VENHO DE UM PAÍS SELVAGEM
Alfredo Fressia
Rodrigo Petronio nasceu em São
Paulo em 1975, dizem as fichas biográficas, mas é
claro que ele vem “de um país selvagem”, um país
definitivamente poético e certamente não contaminado
pela prosa. Desse país já havia registro nos seus
livros anteriores: História natural (São
Paulo, 2000), Assinatura do sol (Lisboa, 2005), Pedra
de luz (São Paulo, 2005). É de fato um país
onde só um poeta inspirado, em pleno domínio da linguagem
mas também tomado por ela, poderia ser capaz de perder-se
e de se reencontrar em cada poema, como em cada passo da aventura
humana no Universo. Nem rousseauniano nem junguiano,
Petronio não aceita formular hipóteses nem recorrer
a símbolos ou teses.
Antes nomeia os elementos primeiros, a vida e
a morte, os ancestrais interrogantes, os deuses que o habitam, a
adivinhação nossa de cada amanhecer, o milagre da
eternidade e o desafio do fim. Ele é neste livro um poeta
para quem o amor propiciou o retorno ao magma de onde tudo surge
e que se situa num território nas antípodas do caos.
Neste mundo ordenado há avós, há um pai, há
uma mulher amada – amada até esvaziar o próprio
ser – mas a aventura permanece de todos nós, é
a aventura humana, e por isso ele cria uma poesia generosa, que
inclui o leitor, que conta com ele, que se recusa a existir fora
dele.
Sem dúvida, a lógica desta poesia,
ou da poesia tout court, leva “nossos passos sobre
a terra, entre as algas”. A preposição “entre”

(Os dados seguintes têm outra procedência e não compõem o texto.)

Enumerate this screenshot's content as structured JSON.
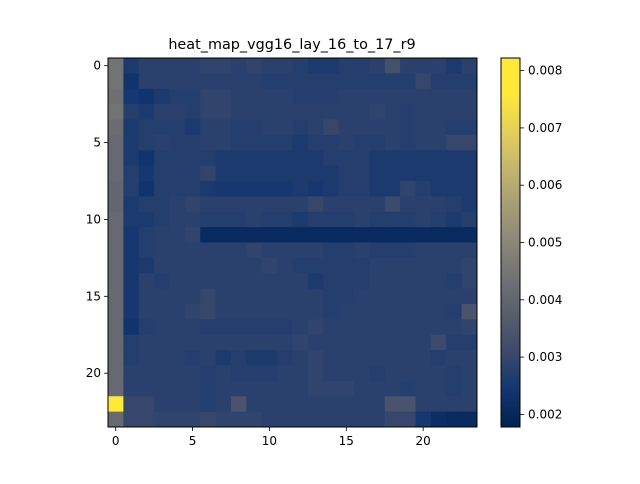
{
  "chart_data": {
    "type": "heatmap",
    "title": "heat_map_vgg16_lay_16_to_17_r9",
    "xlabel": "",
    "ylabel": "",
    "x_ticks": [
      0,
      5,
      10,
      15,
      20
    ],
    "y_ticks": [
      0,
      5,
      10,
      15,
      20
    ],
    "colorbar_ticks": [
      "0.002",
      "0.003",
      "0.004",
      "0.005",
      "0.006",
      "0.007",
      "0.008"
    ],
    "colorbar_range": [
      0.00178,
      0.00822
    ],
    "colormap": "cividis",
    "grid": false,
    "rows": 24,
    "cols": 24,
    "values": [
      [
        0.0044,
        0.0026,
        0.0028,
        0.0028,
        0.0028,
        0.0028,
        0.0029,
        0.0029,
        0.0028,
        0.0029,
        0.0028,
        0.0028,
        0.0027,
        0.0026,
        0.0026,
        0.0027,
        0.0027,
        0.0028,
        0.0033,
        0.0028,
        0.0028,
        0.0028,
        0.0026,
        0.0028
      ],
      [
        0.0044,
        0.0024,
        0.0028,
        0.0028,
        0.0028,
        0.0028,
        0.0028,
        0.0028,
        0.0028,
        0.0028,
        0.0027,
        0.0027,
        0.0027,
        0.0027,
        0.0027,
        0.0027,
        0.0027,
        0.0027,
        0.0027,
        0.0027,
        0.003,
        0.0027,
        0.0027,
        0.0027
      ],
      [
        0.0043,
        0.0025,
        0.0024,
        0.0026,
        0.0027,
        0.0027,
        0.0029,
        0.0029,
        0.0028,
        0.0028,
        0.0028,
        0.0028,
        0.0027,
        0.0027,
        0.0027,
        0.0028,
        0.0028,
        0.0028,
        0.0028,
        0.0028,
        0.0028,
        0.0028,
        0.0028,
        0.0028
      ],
      [
        0.0044,
        0.0027,
        0.0026,
        0.0028,
        0.0028,
        0.0027,
        0.0029,
        0.0029,
        0.0028,
        0.0028,
        0.0028,
        0.0028,
        0.0028,
        0.0028,
        0.0028,
        0.0028,
        0.0028,
        0.0029,
        0.0028,
        0.0027,
        0.0028,
        0.0028,
        0.0028,
        0.0028
      ],
      [
        0.0042,
        0.0026,
        0.0027,
        0.0027,
        0.0027,
        0.0026,
        0.0028,
        0.0028,
        0.0027,
        0.0027,
        0.0028,
        0.0028,
        0.0027,
        0.0028,
        0.003,
        0.0028,
        0.0028,
        0.0028,
        0.0028,
        0.0027,
        0.0028,
        0.0028,
        0.0027,
        0.0027
      ],
      [
        0.0041,
        0.0026,
        0.0027,
        0.0028,
        0.0027,
        0.0027,
        0.0028,
        0.0028,
        0.0027,
        0.0027,
        0.0027,
        0.0027,
        0.0026,
        0.0027,
        0.0027,
        0.0028,
        0.0027,
        0.0027,
        0.0028,
        0.0027,
        0.0028,
        0.0028,
        0.003,
        0.003
      ],
      [
        0.0041,
        0.0026,
        0.0024,
        0.0027,
        0.0027,
        0.0027,
        0.0027,
        0.0026,
        0.0026,
        0.0026,
        0.0026,
        0.0026,
        0.0026,
        0.0026,
        0.0027,
        0.0027,
        0.0027,
        0.0026,
        0.0026,
        0.0026,
        0.0026,
        0.0026,
        0.0026,
        0.0026
      ],
      [
        0.0041,
        0.0027,
        0.0025,
        0.0027,
        0.0027,
        0.0027,
        0.0029,
        0.0026,
        0.0026,
        0.0026,
        0.0026,
        0.0026,
        0.0026,
        0.0026,
        0.0026,
        0.0027,
        0.0027,
        0.0026,
        0.0026,
        0.0026,
        0.0026,
        0.0026,
        0.0026,
        0.0026
      ],
      [
        0.004,
        0.0027,
        0.0024,
        0.0027,
        0.0027,
        0.0027,
        0.0026,
        0.0025,
        0.0025,
        0.0025,
        0.0025,
        0.0025,
        0.0026,
        0.0025,
        0.0026,
        0.0027,
        0.0027,
        0.0026,
        0.0026,
        0.0029,
        0.0027,
        0.0026,
        0.0026,
        0.0026
      ],
      [
        0.004,
        0.0026,
        0.0027,
        0.0027,
        0.0028,
        0.0029,
        0.0028,
        0.0028,
        0.0028,
        0.0028,
        0.0028,
        0.0028,
        0.0028,
        0.003,
        0.0028,
        0.0028,
        0.0028,
        0.0028,
        0.0031,
        0.0028,
        0.0028,
        0.0028,
        0.0027,
        0.0026
      ],
      [
        0.0041,
        0.0026,
        0.0026,
        0.0027,
        0.0028,
        0.0028,
        0.0027,
        0.0027,
        0.0027,
        0.0028,
        0.0027,
        0.0027,
        0.0026,
        0.0027,
        0.0027,
        0.0027,
        0.0028,
        0.0027,
        0.0027,
        0.0027,
        0.0028,
        0.0027,
        0.0026,
        0.0027
      ],
      [
        0.0041,
        0.0025,
        0.0027,
        0.0028,
        0.0028,
        0.0029,
        0.0021,
        0.0021,
        0.0021,
        0.0021,
        0.0021,
        0.0021,
        0.0021,
        0.0021,
        0.0021,
        0.0021,
        0.0021,
        0.0021,
        0.0021,
        0.0021,
        0.0021,
        0.0021,
        0.0021,
        0.0021
      ],
      [
        0.0041,
        0.0025,
        0.0027,
        0.0028,
        0.0028,
        0.0028,
        0.0028,
        0.0028,
        0.0028,
        0.0029,
        0.0028,
        0.0028,
        0.0028,
        0.0028,
        0.0027,
        0.0027,
        0.0028,
        0.0027,
        0.0027,
        0.0027,
        0.0028,
        0.0028,
        0.0028,
        0.0028
      ],
      [
        0.0041,
        0.0025,
        0.0026,
        0.0028,
        0.0028,
        0.0028,
        0.0028,
        0.0028,
        0.0028,
        0.0028,
        0.0029,
        0.0028,
        0.0027,
        0.0027,
        0.0027,
        0.0027,
        0.0027,
        0.0028,
        0.0028,
        0.0028,
        0.0028,
        0.0028,
        0.0028,
        0.0029
      ],
      [
        0.0041,
        0.0025,
        0.0028,
        0.0027,
        0.0028,
        0.0028,
        0.0028,
        0.0028,
        0.0028,
        0.0028,
        0.0028,
        0.0028,
        0.0028,
        0.0026,
        0.0027,
        0.0027,
        0.0027,
        0.0028,
        0.0028,
        0.0028,
        0.0028,
        0.0028,
        0.0027,
        0.0029
      ],
      [
        0.0041,
        0.0025,
        0.0028,
        0.0028,
        0.0028,
        0.0028,
        0.003,
        0.0028,
        0.0028,
        0.0028,
        0.0028,
        0.0028,
        0.0028,
        0.0028,
        0.0027,
        0.0027,
        0.0028,
        0.0028,
        0.0028,
        0.0028,
        0.0028,
        0.0028,
        0.0028,
        0.0028
      ],
      [
        0.0041,
        0.0025,
        0.0028,
        0.0028,
        0.0028,
        0.0029,
        0.003,
        0.0028,
        0.0028,
        0.0028,
        0.0028,
        0.0028,
        0.0028,
        0.0028,
        0.0027,
        0.0028,
        0.0028,
        0.0028,
        0.0028,
        0.0028,
        0.0028,
        0.0028,
        0.0027,
        0.0034
      ],
      [
        0.0041,
        0.0024,
        0.0027,
        0.0028,
        0.0028,
        0.0028,
        0.0027,
        0.0027,
        0.0027,
        0.0027,
        0.0027,
        0.0027,
        0.0028,
        0.0029,
        0.0028,
        0.0028,
        0.0028,
        0.0028,
        0.0028,
        0.0028,
        0.0028,
        0.0028,
        0.0028,
        0.0029
      ],
      [
        0.0041,
        0.0027,
        0.0028,
        0.0028,
        0.0028,
        0.0028,
        0.0028,
        0.0028,
        0.0028,
        0.0028,
        0.0028,
        0.0028,
        0.0029,
        0.0028,
        0.0028,
        0.0028,
        0.0028,
        0.0028,
        0.0028,
        0.0028,
        0.0028,
        0.0031,
        0.0027,
        0.0027
      ],
      [
        0.0041,
        0.0027,
        0.0028,
        0.0028,
        0.0028,
        0.0027,
        0.0028,
        0.0026,
        0.0027,
        0.0026,
        0.0026,
        0.0027,
        0.0028,
        0.0029,
        0.0028,
        0.0028,
        0.0028,
        0.0028,
        0.0028,
        0.0028,
        0.0028,
        0.0027,
        0.0028,
        0.0028
      ],
      [
        0.0041,
        0.0028,
        0.0028,
        0.0028,
        0.0028,
        0.0028,
        0.0027,
        0.0028,
        0.0027,
        0.0027,
        0.0027,
        0.0028,
        0.0028,
        0.0029,
        0.0028,
        0.0028,
        0.0028,
        0.0027,
        0.0028,
        0.0028,
        0.0028,
        0.0028,
        0.0027,
        0.0028
      ],
      [
        0.0041,
        0.0028,
        0.0028,
        0.0028,
        0.0028,
        0.0028,
        0.0027,
        0.0028,
        0.0028,
        0.0028,
        0.0028,
        0.0028,
        0.0028,
        0.0029,
        0.0029,
        0.0029,
        0.0028,
        0.0028,
        0.0028,
        0.0027,
        0.0028,
        0.0028,
        0.0027,
        0.0028
      ],
      [
        0.0082,
        0.003,
        0.003,
        0.0028,
        0.0028,
        0.0028,
        0.0027,
        0.0028,
        0.0034,
        0.0028,
        0.0028,
        0.0028,
        0.0028,
        0.0028,
        0.0028,
        0.0028,
        0.0028,
        0.0028,
        0.0034,
        0.0034,
        0.0028,
        0.0028,
        0.0028,
        0.0028
      ],
      [
        0.0041,
        0.003,
        0.003,
        0.0029,
        0.0029,
        0.0029,
        0.003,
        0.0029,
        0.0029,
        0.0029,
        0.0028,
        0.0028,
        0.0028,
        0.0028,
        0.0028,
        0.0028,
        0.0028,
        0.0028,
        0.003,
        0.003,
        0.0025,
        0.0022,
        0.0021,
        0.0021
      ]
    ]
  }
}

deveria ser a mais reiterada nesta série que nos situa na
certeza de estar numa viagem perpétua, sempre num “ir
para”, ainda que não existam o acima e o abaixo, o
centro e as beiras, uma viagem que deve guiar-se sempre por palavras
entreouvidas, por golpes de intuição, e destruindo
sem piedade as falsas verdades da prosa, de um saber “sensato”
que nos é imposto como um lastro que nos impede o vôo,
esse que era o nosso único destino e que Petronio reencontra
para nós na poesia. Porque ela está além dos
pequenos paradoxos dessa sensata razão imposta, e por isso
nos permite ver o mundo a partir de um grau zero, ou de um grau
novo, ou de um grau velhíssimo, imemorial como a água,
como o pássaro, como o amor ou como os deuses.
Porventura poderia surpreender alguém
que um pensador como Petronio, que expôs suas idéias
filosóficas num livro tão erudito quanto Transversal
do tempo (Recife, 2002), um homem com sólida formação
acadêmica em Filosofia e Letras, com anos de ensino e vários
cursos, que um intelectual desse naipe encontre na poesia a forma
mais precisa de conhecimento, e que essa forma de conhecimento seja
tão diferente dos sabidos procedimentos acadêmicos?
Talvez o diálogo que este livro estabelece com a poesia de
Dora Ferreira da Silva – a quem o poeta dedica um dos mais
belos poemas da série – explique que possam conviver
nele o filósofo que reflete sobre a epistemologia e o poeta
que se entrega a nós com sua verdade mais profunda e paradoxal,
nessa lógica “não-euclidiana” e de ângulos
inesperados que é a da poesia, onde tudo deve ser reinventado,
absoluta e eterna como as carpas negras do tempo.